神様辞めます!~転生女神は平凡を望む~
「いいの。私もいつかはそういう準備を楽しむ日が来ると思うから。母に任せることにしたわ」
う、ちょっと恥ずかしいけど……。
恥ずかしさから刺繍に視線を向けると、そんな私を見てクスッと笑ってサフル王子は言った。
「そうだね。きっとペセルもいずれは母になるもんね。きっと可愛くって、俺は送り出す時は泣いちゃうね」
想像だけだというのにサフル王子はかなり先の未来を想像してしまったのか、若干凹んだ顔をした。
二人で過ごす時はずいぶん表情豊かになったものだ。
「そうですね、いつかそんな日も来るやもですね」
お互いに顔を見合わせて、クスッと笑いあって互いの仕事を終えるとゆっくりお茶を楽しむ。
最近の私たちの過ごし方としてすっかり定着した。
サフル王子の客間のテーブルセットに見計らったようにティースタンドとお茶が用意されるのは、さすが王宮のメイドは仕事が出来ると感心してしまう。
うちのメイドや侍女ももちろん仕事はできる人達なんだけれど、王宮で王族に仕える人達はやはりスキルも一歩上を行くというか、痒い所に手が届くというか……。
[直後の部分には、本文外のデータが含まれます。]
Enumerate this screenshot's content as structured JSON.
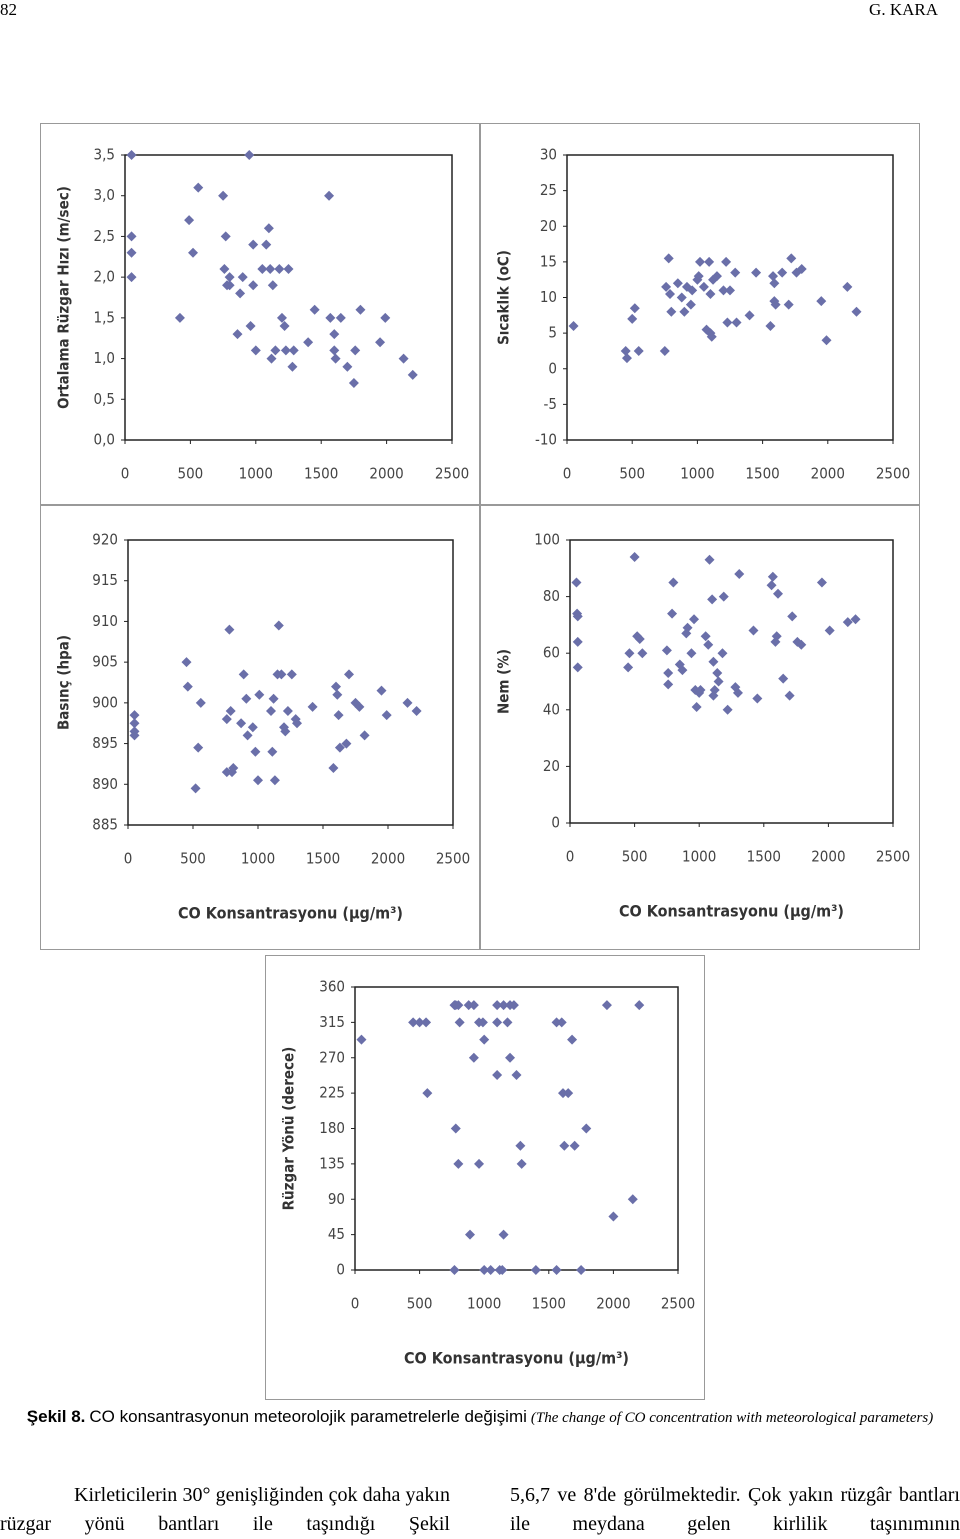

「このタイミングの良さ。王族の側仕えの方たちは違うわね」
改めて、感心してしまう。
しかも季節のものを使いつつ、私の好物がきちんと用意されているあたりのリサーチ力の高さも恐れ入る……。
私は大好きな紅茶のスコーンにクロテッドクリームを付けて、上品に見えるようにきちんと食べる。